= Ben Tomoloju =

Ben Omowafola Tomoloju (born 18 December 1954) is a Nigerian playwright, journalist, theatre director, musician, and cultural activist.

== Early life and education ==
Tomoloju was born in Ilaje Local Government Area, Ondo State, Nigeria14. He spent his early years in different towns within the old Western Region, attending elementary schools in Owo, Ilu-Titun, and Okitipupa before completing his primary education in Agege and Ikeja, Lagos. He went on to study at Christ School, Ado-Ekiti for his secondary education. He got a degree in English and Literary Studies at the University of Ibadan from in 1978.

== Career ==
Tomoloju began his journalism career at 19 as a freelance cartoonist for Newbreed Magazine. He went on to contribute to various publications including The Nigerian Observer and The Punch. He was Arts Editor and later Deputy Editor at The Guardian.
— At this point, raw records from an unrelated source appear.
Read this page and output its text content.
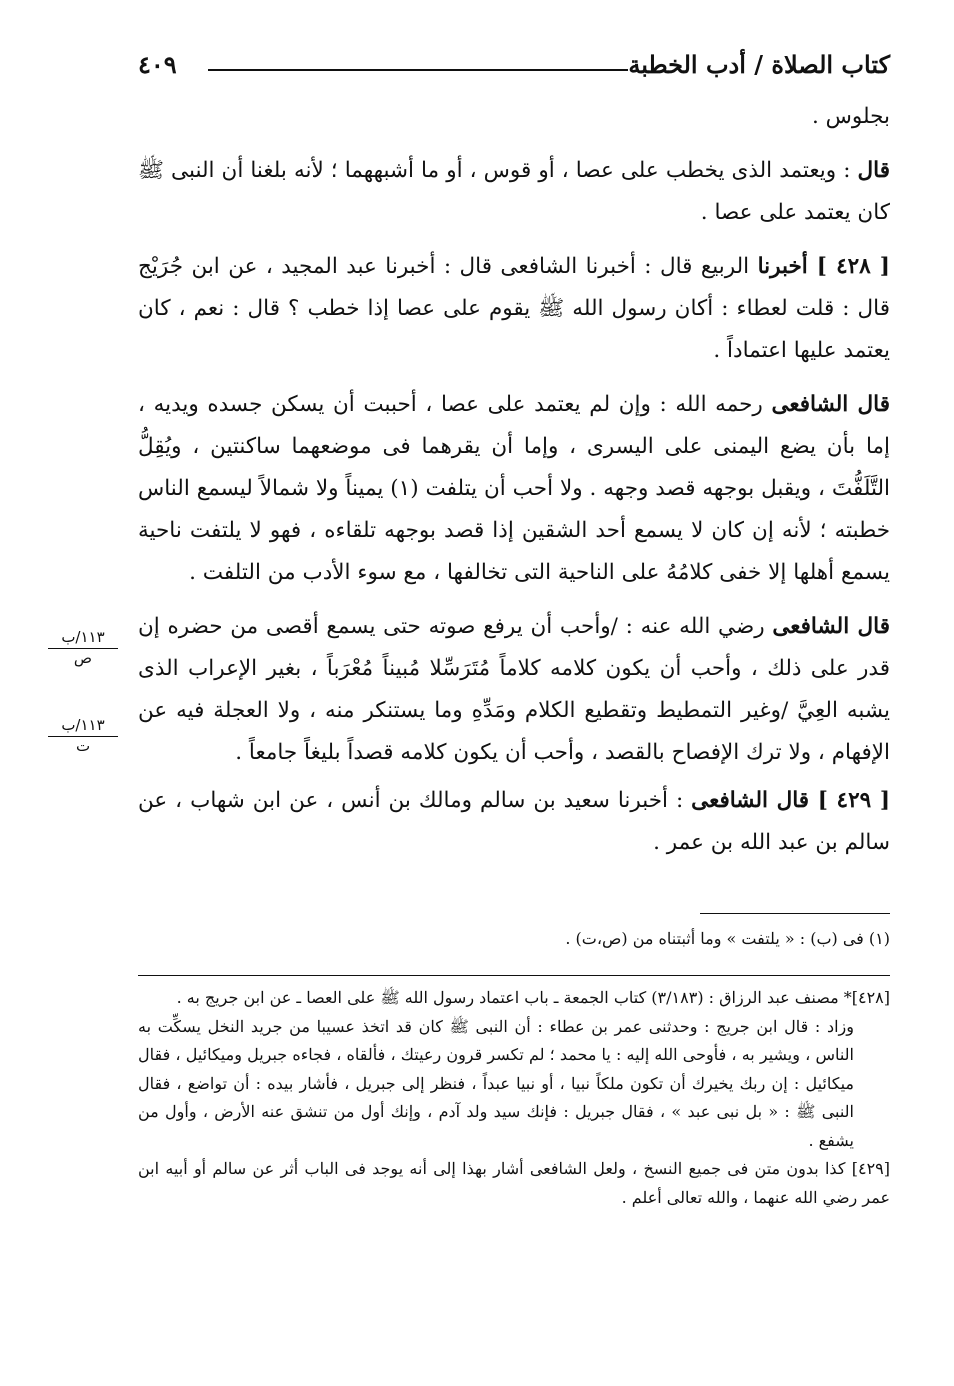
كتاب الصلاة / أدب الخطبة
٤٠٩

بجلوس .

قال : ويعتمد الذى يخطب على عصا ، أو قوس ، أو ما أشبههما ؛ لأنه بلغنا أن النبى ﷺ كان يعتمد على عصا .

[ ٤٢٨ ] أخبرنا الربيع قال : أخبرنا الشافعى قال : أخبرنا عبد المجيد ، عن ابن جُرَيْج قال : قلت لعطاء : أكان رسول الله ﷺ يقوم على عصا إذا خطب ؟ قال : نعم ، كان يعتمد عليها اعتماداً .

قال الشافعى رحمه الله : وإن لم يعتمد على عصا ، أحببت أن يسكن جسده ويديه ، إما بأن يضع اليمنى على اليسرى ، وإما أن يقرهما فى موضعهما ساكنتين ، ويُقِلُّ التَّلَفُّتَ ، ويقبل بوجهه قصد وجهه . ولا أحب أن يتلفت (١) يميناً ولا شمالاً ليسمع الناس خطبته ؛ لأنه إن كان لا يسمع أحد الشقين إذا قصد بوجهه تلقاءه ، فهو لا يلتفت ناحية يسمع أهلها إلا خفى كلامُهُ على الناحية التى تخالفها ، مع سوء الأدب من التلفت .

قال الشافعى رضي الله عنه : /وأحب أن يرفع صوته حتى يسمع أقصى من حضره إن قدر على ذلك ، وأحب أن يكون كلامه كلاماً مُتَرَسِّلا مُبيناً مُعْرَباً ، بغير الإعراب الذى يشبه العِيَّ /وغير التمطيط وتقطيع الكلام ومَدِّهِ وما يستنكر منه ، ولا العجلة فيه عن الإفهام ، ولا ترك الإفصاح بالقصد ، وأحب أن يكون كلامه قصداً بليغاً جامعاً .

[ ٤٢٩ ] قال الشافعى : أخبرنا سعيد بن سالم ومالك بن أنس ، عن ابن شهاب ، عن سالم بن عبد الله بن عمر .

١١٣/ب
ص
١١٣/ب
ت
(١) فى (ب) : « يلتفت » وما أثبتناه من (ص،ت) .

[٤٢٨]* مصنف عبد الرزاق : (٣/١٨٣) كتاب الجمعة ـ باب اعتماد رسول الله ﷺ على العصا ـ عن ابن جريج به .

وزاد : قال ابن جريج : وحدثنى عمر بن عطاء : أن النبى ﷺ كان قد اتخذ عسيبا من جريد النخل يسكِّت به الناس ، ويشير به ، فأوحى الله إليه : يا محمد ؛ لم تكسر قرون رعيتك ، فألقاه ، فجاءه جبريل وميكائيل ، فقال ميكائيل : إن ربك يخيرك أن تكون ملكاً نبيا ، أو نبيا عبداً ، فنظر إلى جبريل ، فأشار بيده : أن تواضع ، فقال النبى ﷺ : « بل نبى عبد » ، فقال جبريل : فإنك سيد ولد آدم ، وإنك أول من تنشق عنه الأرض ، وأول من يشفع .

[٤٢٩] كذا بدون متن فى جميع النسخ ، ولعل الشافعى أشار بهذا إلى أنه يوجد فى الباب أثر عن سالم أو أبيه ابن عمر رضي الله عنهما ، والله تعالى أعلم .
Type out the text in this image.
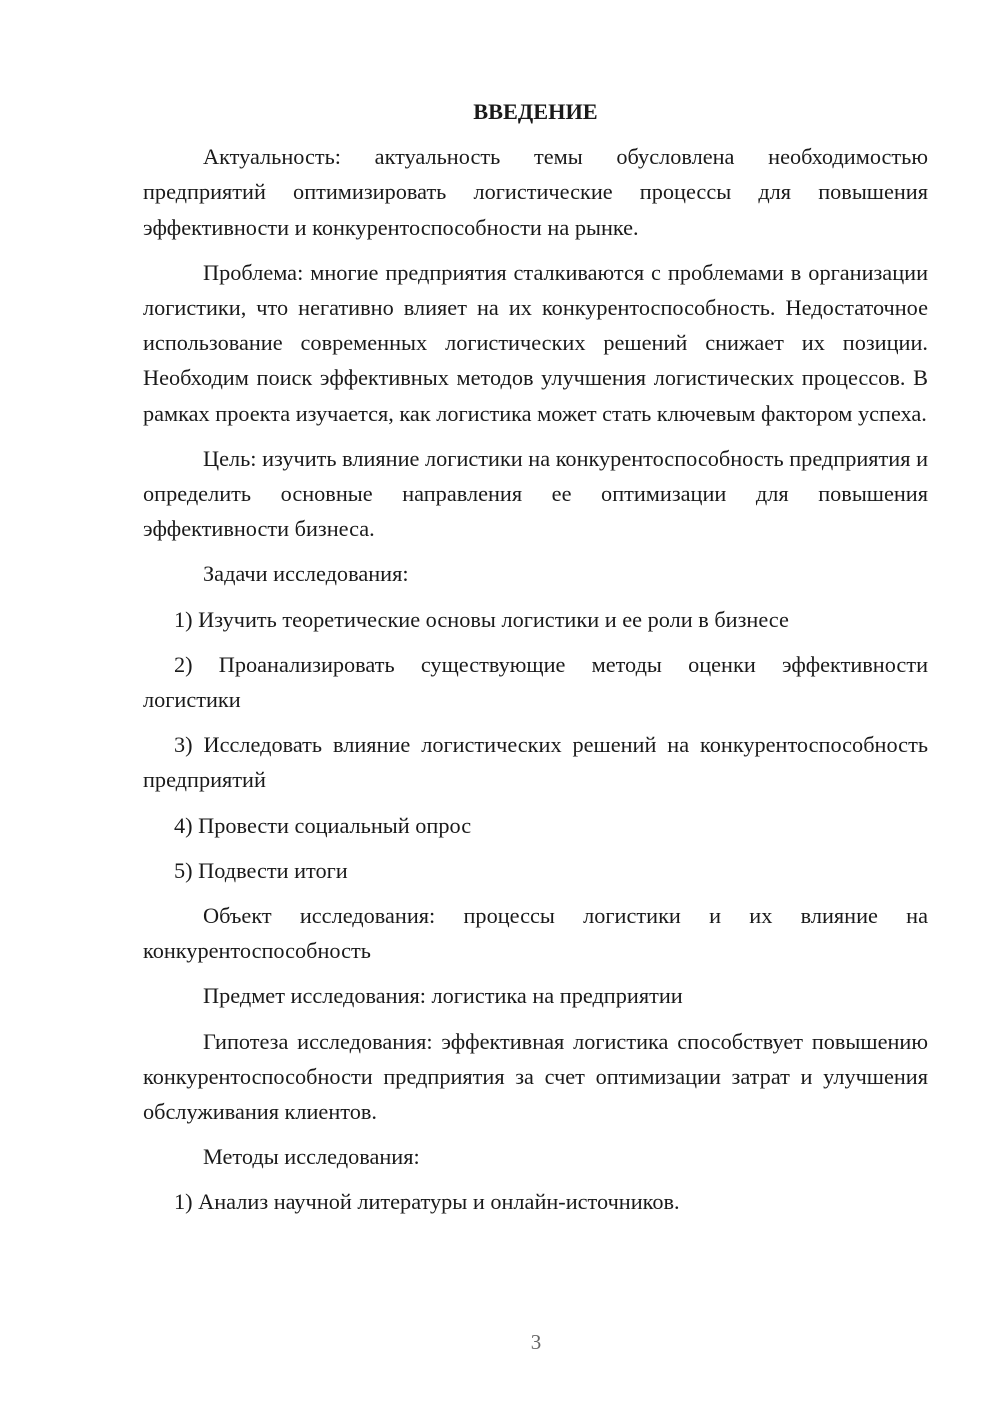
ВВЕДЕНИЕ

Актуальность: актуальность темы обусловлена необходимостью предприятий оптимизировать логистические процессы для повышения эффективности и конкурентоспособности на рынке.

Проблема: многие предприятия сталкиваются с проблемами в организации логистики, что негативно влияет на их конкурентоспособность. Недостаточное использование современных логистических решений снижает их позиции. Необходим поиск эффективных методов улучшения логистических процессов. В рамках проекта изучается, как логистика может стать ключевым фактором успеха.

Цель: изучить влияние логистики на конкурентоспособность предприятия и определить основные направления ее оптимизации для повышения эффективности бизнеса.

Задачи исследования:

1) Изучить теоретические основы логистики и ее роли в бизнесе

2) Проанализировать существующие методы оценки эффективности логистики

3) Исследовать влияние логистических решений на конкурентоспособность предприятий

4) Провести социальный опрос

5) Подвести итоги

Объект исследования: процессы логистики и их влияние на конкурентоспособность

Предмет исследования: логистика на предприятии

Гипотеза исследования: эффективная логистика способствует повышению конкурентоспособности предприятия за счет оптимизации затрат и улучшения обслуживания клиентов.

Методы исследования:

1) Анализ научной литературы и онлайн-источников.

3
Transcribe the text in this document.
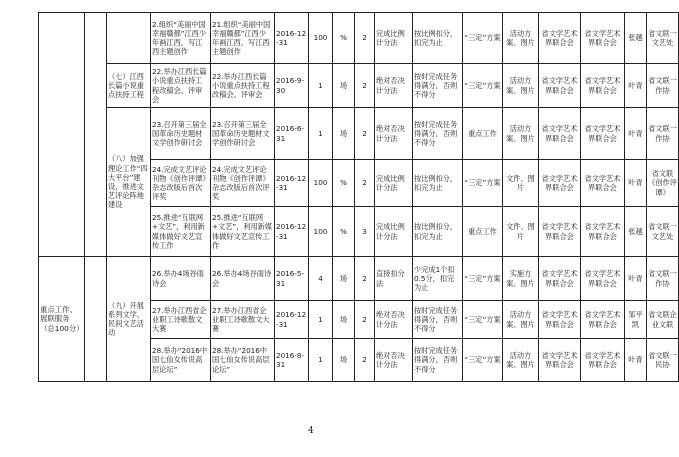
			2.组织“美丽中国 幸福赣都”江西少年画江西，写江西主题创作	21.组织“美丽中国 幸福赣都”江西少年画江西，写江西主题创作	2016-12-31	100	%	2	完成比例计分法	按比例扣分，扣完为止	“三定”方案	活动方案、图片	省文学艺术界联合会	省文学艺术界联合会	张越	省文联一文艺处
		（七）江西长篇小说重点扶持工程	22.举办江西长篇小说重点扶持工程改稿会、评审会	22.举办江西长篇小说重点扶持工程改稿会、评审会	2016-9-30	1	场	2	绝对否决计分法	按时完成任务得满分，否则不得分	“三定”方案	活动方案、图片	省文学艺术界联合会	省文学艺术界联合会	叶青	省文联一作协
		（八）加强理论工作“四大平台”建设，推进文艺评论阵地建设	23.召开第三届全国革命历史题材文学创作研讨会	23.召开第三届全国革命历史题材文学创作研讨会	2016-6-31	1	场	2	绝对否决计分法	按时完成任务得满分，否则不得分	重点工作	活动方案、图片	省文学艺术界联合会	省文学艺术界联合会	叶青	省文联一作协
			24.完成文艺评论刊物《创作评谭》杂志改版后首次评奖	24.完成文艺评论刊物《创作评谭》杂志改版后首次评奖	2016-12-31	100	%	2	完成比例计分法	按比例扣分，扣完为止	“三定”方案	文件、图片	省文学艺术界联合会	省文学艺术界联合会	叶青	省文联《创作评谭》
			25.推进“互联网+文艺”，利用新媒体做好文艺宣传工作	25.推进“互联网+文艺”，利用新媒体做好文艺宣传工作	2016-12-31	100	%	3	完成比例计分法	按比例扣分，扣完为止	重点工作	文件、图片	省文学艺术界联合会	省文学艺术界联合会	张越	省文联一文艺处
重点工作、展联服务（总100分）		（九）开展系列文学、民间文艺活动	26.举办4场谷雨诗会	26.举办4场谷雨诗会	2016-5-31	4	场	2	直接扣分法	少完成1个扣0.5分，扣完为止	“三定”方案	实施方案、图片	省文学艺术界联合会	省文学艺术界联合会	叶青	省文联一作协
			27.举办江西省企业职工诗歌散文大赛	27.举办江西省企业职工诗歌散文大赛	2016-12-31	1	场	2	绝对否决计分法	按时完成任务得满分，否则不得分	“三定”方案	活动方案、图片	省文学艺术界联合会	省文学艺术界联合会	邹平凯	省文联企业文联
			28.举办“2016中国七仙女传说高层论坛”	28.举办“2016中国七仙女传说高层论坛”	2016-8-31	1	场	2	绝对否决计分法	按时完成任务得满分，否则不得分	“三定”方案	活动方案、图片	省文学艺术界联合会	省文学艺术界联合会	叶青	省文联一民协
4
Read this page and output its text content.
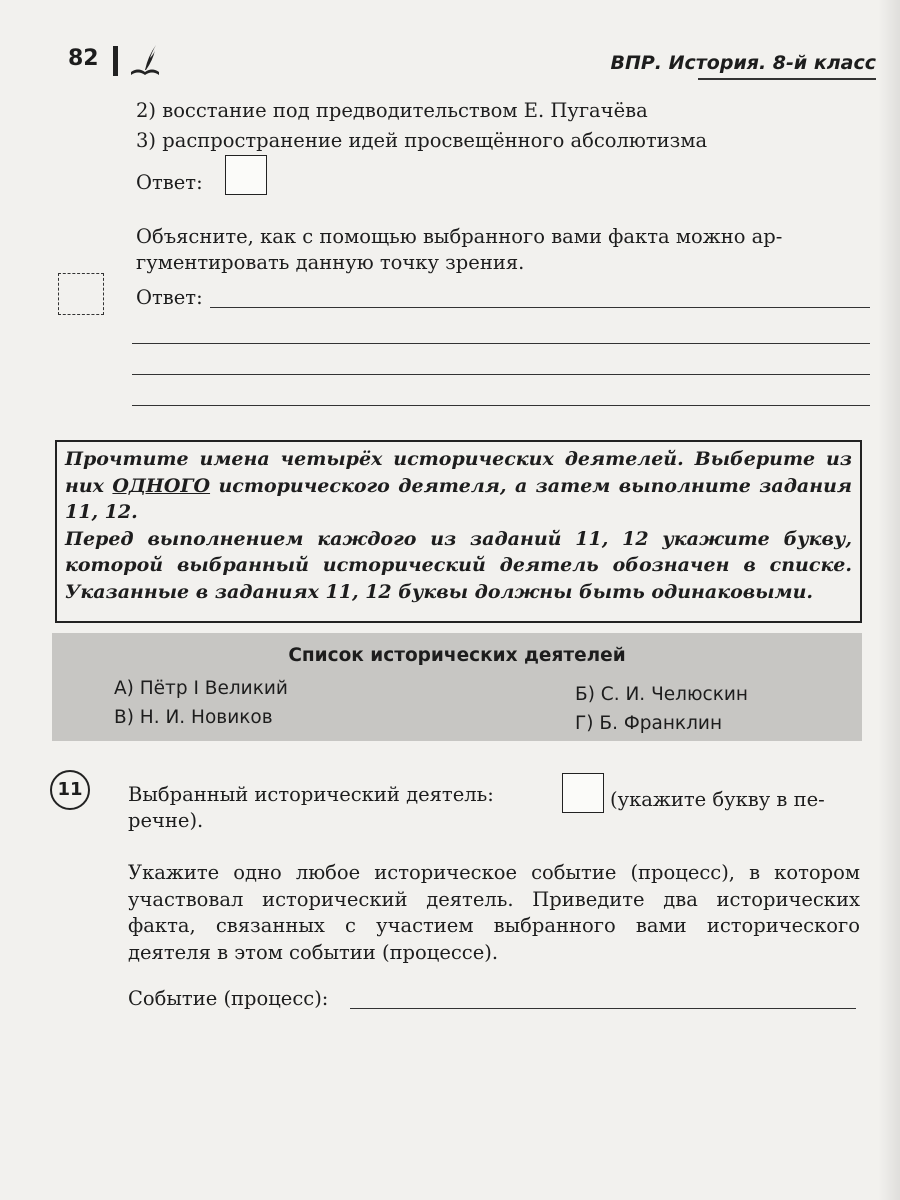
82	ВПР. История. 8-й класс
2) восстание под предводительством Е. Пугачёва
3) распространение идей просвещённого абсолютизма
Ответ:
Объясните, как с помощью выбранного вами факта можно ар-
гументировать данную точку зрения.
Ответ:

Прочтите имена четырёх исторических деятелей. Выберите из них ОДНОГО исторического деятеля, а затем выполните задания 11, 12.

Перед выполнением каждого из заданий 11, 12 укажите букву, которой выбранный исторический деятель обозначен в списке. Указанные в заданиях 11, 12 буквы должны быть одинаковыми.

Список исторических деятелей
А) Пётр I Великий	Б) С. И. Челюскин
В) Н. И. Новиков	Г) Б. Франклин
11	Выбранный исторический деятель:	(укажите букву в пе-
речне).

Укажите одно любое историческое событие (процесс), в котором участвовал исторический деятель. Приведите два исторических факта, связанных с участием выбранного вами исторического деятеля в этом событии (процессе).

Событие (процесс):
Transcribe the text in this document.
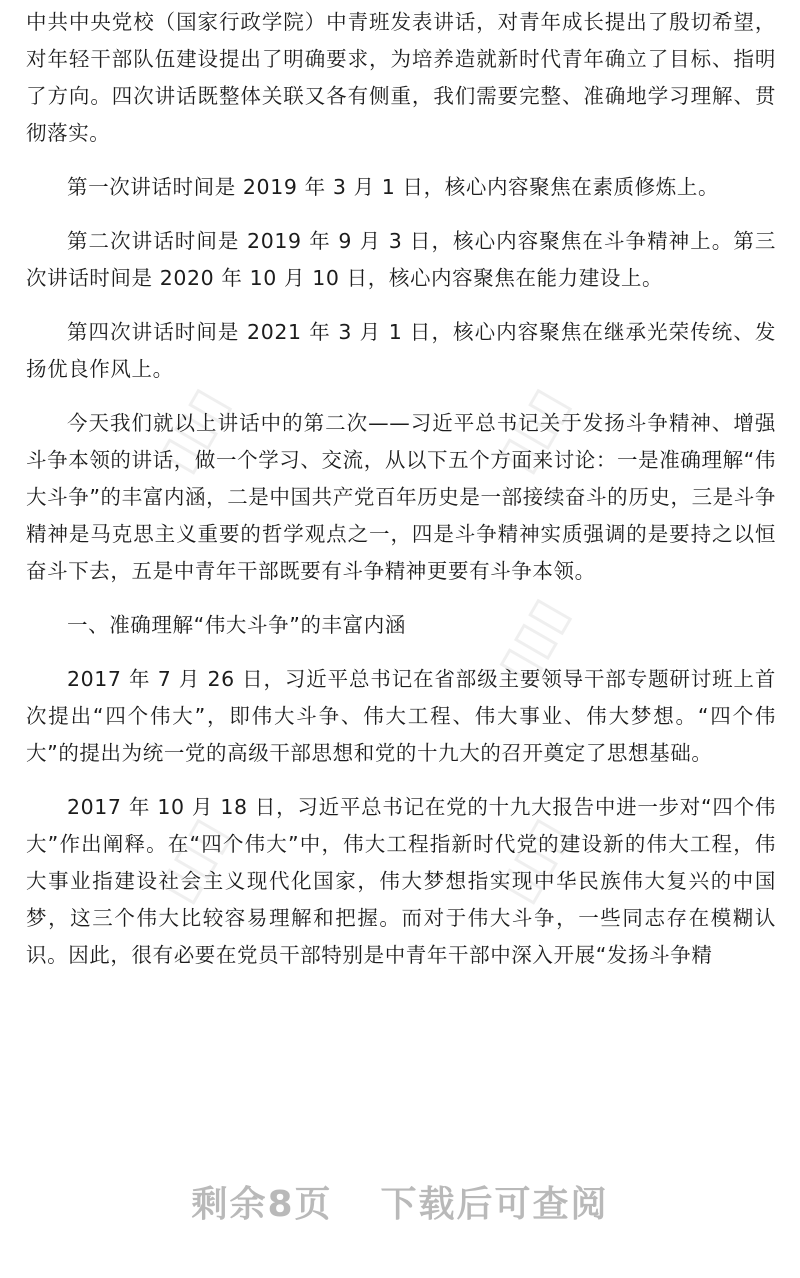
▯▯▯	▯▯▯
▯▯▯
▯▯▯	▯▯▯

中共中央党校（国家行政学院）中青班发表讲话，对青年成长提出了殷切希望，对年轻干部队伍建设提出了明确要求，为培养造就新时代青年确立了目标、指明了方向。四次讲话既整体关联又各有侧重，我们需要完整、准确地学习理解、贯彻落实。

第一次讲话时间是 2019 年 3 月 1 日，核心内容聚焦在素质修炼上。

第二次讲话时间是 2019 年 9 月 3 日，核心内容聚焦在斗争精神上。第三次讲话时间是 2020 年 10 月 10 日，核心内容聚焦在能力建设上。

第四次讲话时间是 2021 年 3 月 1 日，核心内容聚焦在继承光荣传统、发扬优良作风上。

今天我们就以上讲话中的第二次——习近平总书记关于发扬斗争精神、增强斗争本领的讲话，做一个学习、交流，从以下五个方面来讨论：一是准确理解“伟大斗争”的丰富内涵，二是中国共产党百年历史是一部接续奋斗的历史，三是斗争精神是马克思主义重要的哲学观点之一，四是斗争精神实质强调的是要持之以恒奋斗下去，五是中青年干部既要有斗争精神更要有斗争本领。

一、准确理解“伟大斗争”的丰富内涵

2017 年 7 月 26 日，习近平总书记在省部级主要领导干部专题研讨班上首次提出“四个伟大”，即伟大斗争、伟大工程、伟大事业、伟大梦想。“四个伟大”的提出为统一党的高级干部思想和党的十九大的召开奠定了思想基础。

2017 年 10 月 18 日，习近平总书记在党的十九大报告中进一步对“四个伟大”作出阐释。在“四个伟大”中，伟大工程指新时代党的建设新的伟大工程，伟大事业指建设社会主义现代化国家，伟大梦想指实现中华民族伟大复兴的中国梦，这三个伟大比较容易理解和把握。而对于伟大斗争，一些同志存在模糊认识。因此，很有必要在党员干部特别是中青年干部中深入开展“发扬斗争精

剩余8页 下载后可查阅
As a dramatist, Tomoloju's plays engage themes of leadership, social justice, and the complexities of Nigerian society. Some of his works includes Jankariwo, Mujemuje, Amona, Iphigenia Finds Aiyelala, and Askari which featured actors like Yinka Davies, Lekan Balogun, and Dickson Ekhaguere. In 1980, he founded the Kakaaki Performance Troupe to nurture young artistic talent. Several of his plays have been performed nationally and internationally.